The Cal/OSHA standards for COVID compliance were just changed on February 3, 2023. Many businesses initially ignored the changes as they felt the new rules were similar to the previous ones. Others thought the standards would be poorly enforced and they would never need to comply.
Both groups are wrong.
The original rules took effect in November 2020 and covered a variety of areas including testing, contact tracing, and reporting of COVID cases that occurred in the workplace or potentially threatened employees. The new rules have some distinct differences. Regulators are already indicating they will be enforced.
All the new rules will be in effect for at least the next two years.
The new rules have some very specific changes from the old standards. Perhaps the most onerous of the new regulations is the requirement of extensive training for employees regarding COVID safety. Compliance in this area will require a major understanding of the new guidance by the employees who will be performing the training. Since this will a new role for many of these workers, they themselves may require extensive training. Some businesses may even have to hire individuals just for this purpose.

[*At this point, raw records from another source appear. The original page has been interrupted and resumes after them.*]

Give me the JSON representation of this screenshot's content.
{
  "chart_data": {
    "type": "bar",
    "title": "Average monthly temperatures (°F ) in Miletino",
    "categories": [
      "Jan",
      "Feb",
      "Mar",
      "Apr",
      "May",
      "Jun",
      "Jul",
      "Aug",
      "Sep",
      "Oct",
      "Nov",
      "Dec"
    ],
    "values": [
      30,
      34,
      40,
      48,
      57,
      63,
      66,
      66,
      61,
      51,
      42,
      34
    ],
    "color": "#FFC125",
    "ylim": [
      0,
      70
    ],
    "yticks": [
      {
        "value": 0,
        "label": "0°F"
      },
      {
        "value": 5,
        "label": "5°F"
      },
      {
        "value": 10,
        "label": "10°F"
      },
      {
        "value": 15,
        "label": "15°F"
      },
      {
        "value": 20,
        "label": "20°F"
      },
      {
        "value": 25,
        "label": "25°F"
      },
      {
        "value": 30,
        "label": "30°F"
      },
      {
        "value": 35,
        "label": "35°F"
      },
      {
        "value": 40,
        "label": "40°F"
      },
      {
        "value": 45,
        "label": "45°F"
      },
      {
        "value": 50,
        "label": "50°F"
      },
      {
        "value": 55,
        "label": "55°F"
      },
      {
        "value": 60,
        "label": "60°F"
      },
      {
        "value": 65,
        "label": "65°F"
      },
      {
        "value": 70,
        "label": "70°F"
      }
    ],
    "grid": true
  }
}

One of the most important areas is that companies need to document an Injury Illness Prevention Plan (IIPP). Implementation of this plan includes new notice requirements for employees and the development of other new written protocols.

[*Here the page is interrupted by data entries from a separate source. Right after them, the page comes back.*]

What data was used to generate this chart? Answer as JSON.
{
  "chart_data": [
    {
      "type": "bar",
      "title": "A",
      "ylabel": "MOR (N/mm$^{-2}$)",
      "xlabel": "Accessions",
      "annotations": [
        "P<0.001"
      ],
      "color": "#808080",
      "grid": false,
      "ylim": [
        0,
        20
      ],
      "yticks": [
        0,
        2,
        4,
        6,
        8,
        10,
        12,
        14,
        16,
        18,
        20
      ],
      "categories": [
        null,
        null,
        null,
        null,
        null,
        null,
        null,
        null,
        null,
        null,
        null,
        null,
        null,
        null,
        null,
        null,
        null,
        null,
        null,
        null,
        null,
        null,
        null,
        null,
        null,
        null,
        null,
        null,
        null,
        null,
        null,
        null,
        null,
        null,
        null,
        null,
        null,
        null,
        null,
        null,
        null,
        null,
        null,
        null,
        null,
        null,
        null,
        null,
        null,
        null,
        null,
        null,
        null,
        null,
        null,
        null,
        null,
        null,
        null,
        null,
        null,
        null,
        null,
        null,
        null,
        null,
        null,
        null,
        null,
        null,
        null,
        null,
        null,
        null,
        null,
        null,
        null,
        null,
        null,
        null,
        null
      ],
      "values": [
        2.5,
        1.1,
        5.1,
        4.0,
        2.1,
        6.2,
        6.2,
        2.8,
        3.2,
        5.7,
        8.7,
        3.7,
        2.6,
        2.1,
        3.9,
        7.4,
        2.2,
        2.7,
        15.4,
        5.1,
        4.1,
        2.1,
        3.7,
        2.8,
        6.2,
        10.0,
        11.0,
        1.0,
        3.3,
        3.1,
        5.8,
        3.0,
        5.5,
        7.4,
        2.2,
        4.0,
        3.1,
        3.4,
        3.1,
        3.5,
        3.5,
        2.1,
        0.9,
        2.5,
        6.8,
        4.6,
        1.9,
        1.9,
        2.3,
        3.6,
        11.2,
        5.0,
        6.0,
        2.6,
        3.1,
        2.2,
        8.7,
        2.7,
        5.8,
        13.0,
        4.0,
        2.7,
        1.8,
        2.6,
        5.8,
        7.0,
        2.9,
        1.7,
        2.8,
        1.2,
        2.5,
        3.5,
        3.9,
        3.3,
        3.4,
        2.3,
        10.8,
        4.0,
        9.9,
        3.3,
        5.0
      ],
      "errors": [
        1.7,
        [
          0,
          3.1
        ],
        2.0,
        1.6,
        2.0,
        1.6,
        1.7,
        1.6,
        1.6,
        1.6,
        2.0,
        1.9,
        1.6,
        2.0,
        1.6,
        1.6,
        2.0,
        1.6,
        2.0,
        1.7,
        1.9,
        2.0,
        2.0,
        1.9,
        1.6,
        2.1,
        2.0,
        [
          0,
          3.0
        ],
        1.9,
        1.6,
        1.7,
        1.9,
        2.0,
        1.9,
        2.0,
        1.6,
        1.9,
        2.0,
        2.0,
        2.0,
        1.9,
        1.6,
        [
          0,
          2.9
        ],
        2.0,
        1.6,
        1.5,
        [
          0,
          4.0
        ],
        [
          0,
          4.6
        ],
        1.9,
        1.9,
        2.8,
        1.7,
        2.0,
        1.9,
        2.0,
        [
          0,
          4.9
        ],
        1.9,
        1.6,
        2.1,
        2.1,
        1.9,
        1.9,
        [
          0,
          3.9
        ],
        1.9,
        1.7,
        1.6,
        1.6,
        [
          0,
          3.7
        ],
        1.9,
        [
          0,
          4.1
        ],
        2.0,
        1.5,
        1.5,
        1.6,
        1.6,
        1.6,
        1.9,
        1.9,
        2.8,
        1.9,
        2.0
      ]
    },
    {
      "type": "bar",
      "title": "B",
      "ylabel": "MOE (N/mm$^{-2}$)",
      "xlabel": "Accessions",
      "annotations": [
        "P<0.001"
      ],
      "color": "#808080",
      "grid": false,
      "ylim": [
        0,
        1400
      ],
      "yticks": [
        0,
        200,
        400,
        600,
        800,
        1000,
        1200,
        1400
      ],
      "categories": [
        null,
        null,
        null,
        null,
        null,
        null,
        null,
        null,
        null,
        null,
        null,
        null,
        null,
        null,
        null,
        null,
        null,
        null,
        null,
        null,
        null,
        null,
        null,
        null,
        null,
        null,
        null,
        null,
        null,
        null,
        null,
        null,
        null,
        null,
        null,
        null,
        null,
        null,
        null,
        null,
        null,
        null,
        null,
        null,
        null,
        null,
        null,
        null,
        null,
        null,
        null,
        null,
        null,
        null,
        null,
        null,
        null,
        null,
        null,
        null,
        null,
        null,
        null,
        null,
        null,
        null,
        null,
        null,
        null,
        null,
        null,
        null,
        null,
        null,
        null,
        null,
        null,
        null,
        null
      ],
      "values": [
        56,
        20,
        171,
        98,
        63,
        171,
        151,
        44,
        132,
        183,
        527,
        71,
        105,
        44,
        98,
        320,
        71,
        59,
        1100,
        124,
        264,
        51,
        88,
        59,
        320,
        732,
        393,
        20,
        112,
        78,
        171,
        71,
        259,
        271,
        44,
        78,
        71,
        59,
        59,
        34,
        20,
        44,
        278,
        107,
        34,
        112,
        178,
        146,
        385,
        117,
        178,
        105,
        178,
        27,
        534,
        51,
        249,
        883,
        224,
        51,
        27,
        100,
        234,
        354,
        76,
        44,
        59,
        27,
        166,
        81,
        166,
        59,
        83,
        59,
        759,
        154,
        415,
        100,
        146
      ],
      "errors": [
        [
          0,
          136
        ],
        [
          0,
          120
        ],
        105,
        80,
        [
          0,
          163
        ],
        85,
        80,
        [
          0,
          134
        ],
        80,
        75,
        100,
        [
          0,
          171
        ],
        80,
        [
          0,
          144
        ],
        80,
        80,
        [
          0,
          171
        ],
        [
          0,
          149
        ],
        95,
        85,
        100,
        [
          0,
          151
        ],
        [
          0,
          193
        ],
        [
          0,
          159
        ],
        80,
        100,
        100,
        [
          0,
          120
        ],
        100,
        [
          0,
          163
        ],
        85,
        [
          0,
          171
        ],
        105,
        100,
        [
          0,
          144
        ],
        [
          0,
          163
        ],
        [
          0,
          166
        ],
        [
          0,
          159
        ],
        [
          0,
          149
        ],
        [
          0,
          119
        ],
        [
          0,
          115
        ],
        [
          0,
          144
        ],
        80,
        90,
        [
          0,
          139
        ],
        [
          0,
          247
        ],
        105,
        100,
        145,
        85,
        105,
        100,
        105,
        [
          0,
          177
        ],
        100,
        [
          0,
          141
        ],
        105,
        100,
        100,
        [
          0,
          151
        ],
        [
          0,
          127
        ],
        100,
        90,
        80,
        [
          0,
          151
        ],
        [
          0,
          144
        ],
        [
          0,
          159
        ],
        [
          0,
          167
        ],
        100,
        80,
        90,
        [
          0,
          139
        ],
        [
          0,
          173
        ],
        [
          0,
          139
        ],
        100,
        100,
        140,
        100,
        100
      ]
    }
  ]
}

Another major area that will be new to businesses is the requirements surrounding documentation. All COVID cases in the workplace will need to be identified immediately and testing given to all exposed personnel. The notification to exposed individuals will need to be documented as well. Companies will be required to retain documentation regarding these issues for three years.
Other documentation requirements are also needed. Serious illnesses such as hospitalizations or deaths need to be reported to Cal/OSHA. Major outbreaks as specifically defined will need to be reported to Cal/OSHA. Records regarding these efforts also need to be kept for three years, even if the employees no longer work at the employer’s facility.

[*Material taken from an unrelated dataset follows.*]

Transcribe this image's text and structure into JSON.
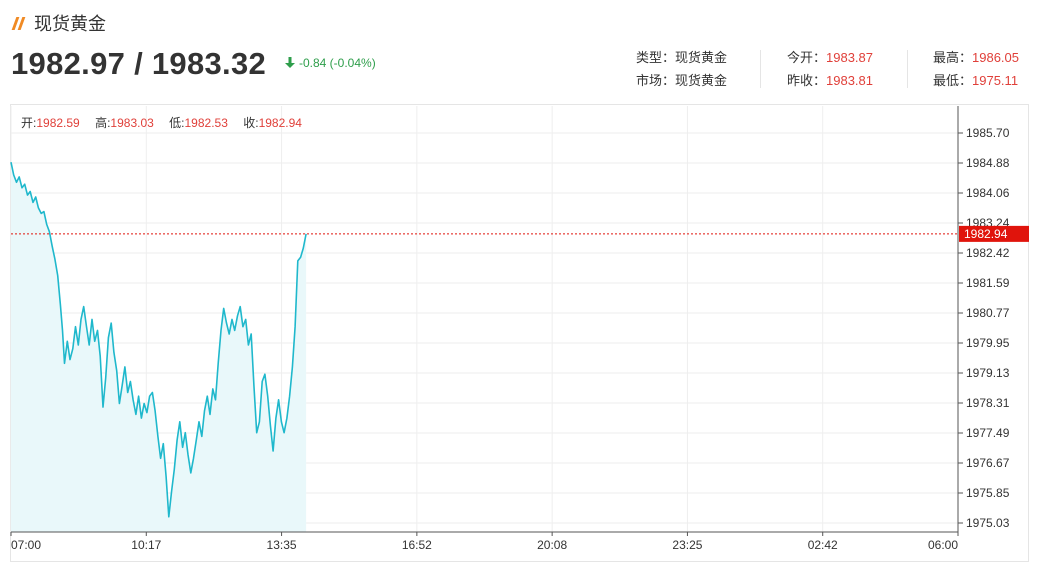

Rules are also present for specific work areas that may be at particular risk for COVID cases. Employers need to identify their own COVID-19 health hazards and develop methods to prevent them in the workplace. New rules supporting whistleblowers could lead to inspections. Regulators may see these areas during inspections and react accordingly based on their safety levels.
For many businesses, compliance with all these new regulations will be difficult. There may be confusion about the changes or a poor understanding of all the different areas that are addressed. Fortunately, resources exist that will ease and facilitate compliance with these new standards. Organizations that do not use any internal or external methods to adhere to these rules run major risks on many fronts.
Fortunately for employees, a continuing level of safety was upheld by the new Cal/OSHA standards. Compliant organizations with these COVID standards can enjoy safe, productive workplaces with minimal disruptions for worker absences. Other employees may need to be fearful of regulators or fines and constantly be trying to fill staffing needs. The time for businesses to act to maintain compliance is now. Inertia is not an option.